Exponents for Shared Randomness-Assisted Channel Simulation
Aadil Oufkir, Michael X. Cao, Hao-Chung Cheng, Mario Berta
TL;DR
The paper studies large-deviation exponents for channel simulation under non-signaling and shared randomness assistance, measured in worst-case total-variation distance. It derives exact error and strong converse exponents expressed as optimizations over Rényi channel mutual information $I_\alpha(W)$, revealing no critical rate and a tight rate-dependent trade-off for all $r$. The authors first solve the NS problem using a one-shot TVD formula, then establish a matching NS converse via the method of types and de Finetti reductions, and finally connect NS and SR via rounding techniques that preserve the exponents. They show entanglement does not change these exponents and provide finite-n refinements, delivering a comprehensive large-deviation understanding of randomness-assisted channel simulation with potential implications for broader channel interconversion tasks.
Abstract
We determine the exact error and strong converse exponents of shared randomness-assisted channel simulation in worst case total-variation distance. Namely, we find that these exponents can be written as simple optimizations over the Rényi channel mutual information. Strikingly, and in stark contrast to channel coding, there are no critical rates, allowing a tight characterization for arbitrary rates below and above the simulation capacity.

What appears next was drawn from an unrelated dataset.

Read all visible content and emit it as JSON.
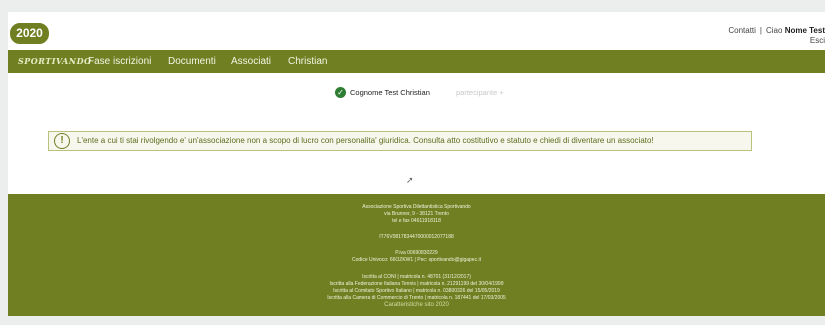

We derive our results by asymptotically expanding the meta-converse for channel simulation [Cao {\it et al.}, IEEE Trans.~Inf.~Theory (2024)], which corresponds to non-signaling assisted codes. We prove this to be asymptotically tight by employing the approximation algorithms from [Berta {\it et al.}, Proc.~IEEE ISIT (2024)], which show how to round any non-signaling assisted strategy to a strategy that only uses shared randomness. Notably, this implies that any additional quantum entanglement-assistance does not change the error or the strong converse exponents.